Climbing steadily up and away from Manín, head for the broad break to the left of the walls above the hut. The initially intermittent path improves as height is gained and the gap itself is entered, and, after a momentary steepening with a clear path in the rock, a vast, open rocky valley is entered, the Vallina Grande (40–45 mins).
This you attack by its left edge, with spectacular drops down into the Puertos de Agüeria and the Foz Grande, the area which the route takes during its latter stages. The edge is followed first W, then NW and finally N to the summit, passing the unusual Vaso de Rueda (40–50 mins) not long before it comes to the summit of Peña Rueda (15–20 mins). The odd stone walling just off the main summit is a remnant of the civil war, something which is relatively frequent along the whole of the Cordillera Cantábrica, as Claudio Cabrero explains in greater detail in her article on the civil war (below). The summit is a magnificent lookout, with even the Bay of Biscay visible to the NNE on a fine day.
To continue, drop down the NW spur, steep and uncomfortable at first, but easing as the saddle at Las Colladiellas is reached (35–40 mins). On the Adrados map a route is marked off to the NE, but you drop down W to a track which leads briefly S then comes to a halt. Continuing on animal paths leads to the broad col at Lingleo (35 mins), and once again the magnificent alpine meadows of the Puertos de Agüeria lie at your feet.
Here the route joins one of the classics of Asturian mountaineering, the traverse from Ricabo to Lindes, as you descend from the col past the huts at La Cardosina. Continuing along a narrow path at the very base of Peña Rueda’s southern slopes, the path is forced to cross the river and climb slightly to the entrance to the Foz Grande (30 mins). This, as its name suggests, is a huge and very spectacular gorge, although fortunately the coming and going of farmers and livestock in the past, and of mountaineers today, means that there is a good path almost throughout. The only weak point in the path is where it crosses back to the river’s L bank, a crossing which may not be that easy in the early spring, when snowmelt and rainfall significantly swell the stream.
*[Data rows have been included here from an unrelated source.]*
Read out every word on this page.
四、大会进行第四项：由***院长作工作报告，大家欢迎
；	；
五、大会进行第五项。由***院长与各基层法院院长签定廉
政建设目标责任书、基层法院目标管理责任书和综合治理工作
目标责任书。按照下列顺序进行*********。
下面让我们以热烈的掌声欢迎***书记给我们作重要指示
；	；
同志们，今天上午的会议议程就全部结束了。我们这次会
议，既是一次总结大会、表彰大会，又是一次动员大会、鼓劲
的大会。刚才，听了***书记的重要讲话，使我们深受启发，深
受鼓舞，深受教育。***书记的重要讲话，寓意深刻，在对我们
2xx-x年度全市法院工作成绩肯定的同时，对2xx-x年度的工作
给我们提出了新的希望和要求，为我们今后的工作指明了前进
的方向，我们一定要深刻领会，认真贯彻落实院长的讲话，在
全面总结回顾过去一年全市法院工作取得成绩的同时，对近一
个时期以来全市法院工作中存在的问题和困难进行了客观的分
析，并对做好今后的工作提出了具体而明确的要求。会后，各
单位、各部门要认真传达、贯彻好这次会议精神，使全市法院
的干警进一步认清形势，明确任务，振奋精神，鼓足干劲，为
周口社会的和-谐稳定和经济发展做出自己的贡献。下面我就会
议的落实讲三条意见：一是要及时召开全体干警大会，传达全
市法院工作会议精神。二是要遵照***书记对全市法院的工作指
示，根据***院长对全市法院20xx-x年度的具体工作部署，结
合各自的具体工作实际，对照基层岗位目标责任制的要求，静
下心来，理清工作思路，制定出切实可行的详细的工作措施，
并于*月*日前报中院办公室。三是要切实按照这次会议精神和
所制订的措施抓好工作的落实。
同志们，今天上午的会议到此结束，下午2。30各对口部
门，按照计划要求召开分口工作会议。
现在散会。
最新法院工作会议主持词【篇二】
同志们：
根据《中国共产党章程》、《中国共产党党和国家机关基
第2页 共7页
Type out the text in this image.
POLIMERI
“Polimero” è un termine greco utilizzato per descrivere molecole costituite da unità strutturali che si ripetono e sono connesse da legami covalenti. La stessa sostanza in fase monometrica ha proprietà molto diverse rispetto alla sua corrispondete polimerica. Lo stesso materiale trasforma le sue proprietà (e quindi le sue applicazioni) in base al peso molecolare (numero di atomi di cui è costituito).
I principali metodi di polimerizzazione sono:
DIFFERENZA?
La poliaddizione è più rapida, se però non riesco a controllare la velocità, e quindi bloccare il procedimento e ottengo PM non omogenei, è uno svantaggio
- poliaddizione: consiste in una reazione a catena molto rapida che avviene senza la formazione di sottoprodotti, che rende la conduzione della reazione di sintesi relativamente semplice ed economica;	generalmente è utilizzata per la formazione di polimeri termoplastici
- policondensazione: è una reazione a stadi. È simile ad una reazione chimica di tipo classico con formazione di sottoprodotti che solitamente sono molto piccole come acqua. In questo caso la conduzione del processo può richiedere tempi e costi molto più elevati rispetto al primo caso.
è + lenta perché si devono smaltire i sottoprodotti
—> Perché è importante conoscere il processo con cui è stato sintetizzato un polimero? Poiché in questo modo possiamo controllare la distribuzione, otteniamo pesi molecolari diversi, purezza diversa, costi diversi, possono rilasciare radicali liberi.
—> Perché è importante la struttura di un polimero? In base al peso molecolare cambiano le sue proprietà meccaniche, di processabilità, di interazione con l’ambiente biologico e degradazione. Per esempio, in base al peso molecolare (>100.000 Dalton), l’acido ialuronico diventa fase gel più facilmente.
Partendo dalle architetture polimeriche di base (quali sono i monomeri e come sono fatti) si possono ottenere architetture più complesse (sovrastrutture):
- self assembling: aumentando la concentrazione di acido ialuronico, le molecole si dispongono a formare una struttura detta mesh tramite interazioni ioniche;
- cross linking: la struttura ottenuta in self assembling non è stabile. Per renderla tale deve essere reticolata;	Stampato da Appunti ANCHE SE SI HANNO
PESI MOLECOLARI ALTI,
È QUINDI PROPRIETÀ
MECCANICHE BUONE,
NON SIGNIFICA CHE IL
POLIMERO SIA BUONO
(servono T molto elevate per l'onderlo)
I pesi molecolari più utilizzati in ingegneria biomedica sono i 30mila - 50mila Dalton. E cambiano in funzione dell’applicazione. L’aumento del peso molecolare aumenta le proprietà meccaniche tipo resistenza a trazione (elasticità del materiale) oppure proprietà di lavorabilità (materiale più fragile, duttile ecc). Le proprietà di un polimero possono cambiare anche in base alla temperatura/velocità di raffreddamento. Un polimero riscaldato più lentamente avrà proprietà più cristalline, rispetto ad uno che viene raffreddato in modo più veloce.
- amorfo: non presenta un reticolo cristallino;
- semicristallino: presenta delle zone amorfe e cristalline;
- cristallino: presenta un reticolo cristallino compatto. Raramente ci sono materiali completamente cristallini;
After crossing the river the path climbs up through woods to El Collau (25–30 mins), a small meadow in the shadow of a limestone crag. Leave this passing below the crag and drop down a muddy trail which eventually leads back to the steep shaley ground of the morning (25–30 mins). Not long after this you are back in Lindes, with the chance to join the locals in the tiny bar, which (as is always the case with these places) proves to be a memorable experience.